Mittwoch, 2. Januar 2013

Nebenbei

(uh) Die SPD muss sich erneut mit ihrem Kanzlerkandidaten herumquälen. Er hat schon wieder eine Bauchlandung hingelegt. Die Partei schickt ihren zweiten Sturm aufs Eis schicken, um Steinbrück auf die Kufen zu helfen. Seine jüngste Entgleisung: Er meint, der Job des Kanzlers sei unterbezahlt, gemessen am Gehalt von Sparkassenchefs. Dass sie zu viel verdienen, kommt ihm nicht in den  Sinn. Der Mann, der als Honorar-Redner ein Vermögen verdiente, arbeitet daran, sein Image als Raffzahn zu festigen. Das bringt ihm viel Häme und Kritik ein. Der Politikwissenschaftler Lösche, SPD-Mitglied seit 1957, urteilt sogar: „Dumm und unpolitisch“. Ob er nur Steinbrücks Äußerung meint oder auch ihn selbst? Die SPD jedenfalls wird von ihrem irrlichternden Kandidaten erneut in Haft genommen und zur Solidarität gezwungen. Wer in der Partei etwas gilt, entzieht sich, indem er sich distanziert oder vielsagend schweigt.

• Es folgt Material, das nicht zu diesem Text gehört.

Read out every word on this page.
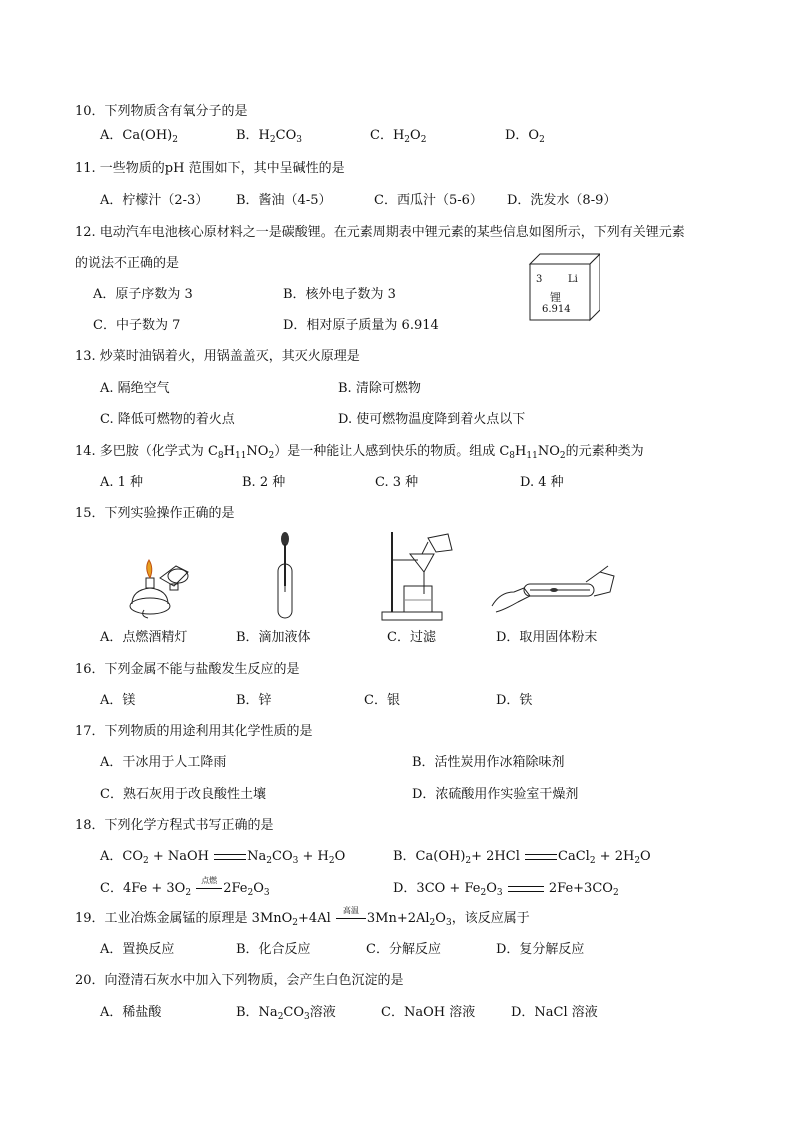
10．下列物质含有氧分子的是
A．$Ca(OH)_2$	B．$H_2CO_3$	C．$H_2O_2$	D．$O_2$
11. 一些物质的pH 范围如下，其中呈碱性的是
A．柠檬汁（2-3） B．酱油（4-5）	C．西瓜汁（5-6） D．洗发水（8-9）
12. 电动汽车电池核心原材料之一是碳酸锂。在元素周期表中锂元素的某些信息如图所示，下列有关锂元素
的说法不正确的是
A．原子序数为 3	B．核外电子数为 3
C．中子数为 7	D．相对原子质量为 6.914
3	Li
锂
6.914
13. 炒菜时油锅着火，用锅盖盖灭，其灭火原理是
A. 隔绝空气	B. 清除可燃物
C. 降低可燃物的着火点	D. 使可燃物温度降到着火点以下
14. 多巴胺（化学式为 $C_8H_{11}NO_2$）是一种能让人感到快乐的物质。组成 $C_8H_{11}NO_2$的元素种类为
A. 1 种	B. 2 种	C. 3 种	D. 4 种
15．下列实验操作正确的是
A．点燃酒精灯	B．滴加液体	C．过滤	D．取用固体粉末
16．下列金属不能与盐酸发生反应的是
A．镁	B．锌	C．银	D．铁
17．下列物质的用途利用其化学性质的是
A．干冰用于人工降雨	B．活性炭用作冰箱除味剂
C．熟石灰用于改良酸性土壤	D．浓硫酸用作实验室干燥剂
18．下列化学方程式书写正确的是
A．$CO_2$ + NaOH	$Na_2CO_3 + H_2O$	B．$Ca(OH)_2+ 2HCl$	CaCl$_2$ + $2H_2O$
C．$4Fe + 3O_2$
点燃
$2Fe_2O_3$	D．$3CO + Fe_2O_3$	$2Fe+3CO_2$
19．工业冶炼金属锰的原理是 3MnO$_2$+4Al
高温
$3Mn+2Al_2O_3$，该反应属于
A．置换反应	B．化合反应	C．分解反应	D．复分解反应
20．向澄清石灰水中加入下列物质，会产生白色沉淀的是
A．稀盐酸	B．$Na_2CO_3$溶液	C．NaOH 溶液	D．NaCl 溶液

Ihrem zweiten Sturm gestattet die SPD diese Beinfreiheit nicht. Politiker wie Lauterbach und Thierse müssen Steinbrück beispringen und sich ebenfalls Lösches Verdikt aussetzen: „Dumm und unpolitisch.“ Wann werden sie beantragen, das Kanzlergehalt von 17.000 Euro auf 50.000 Euro pro Monat zu erhöhen?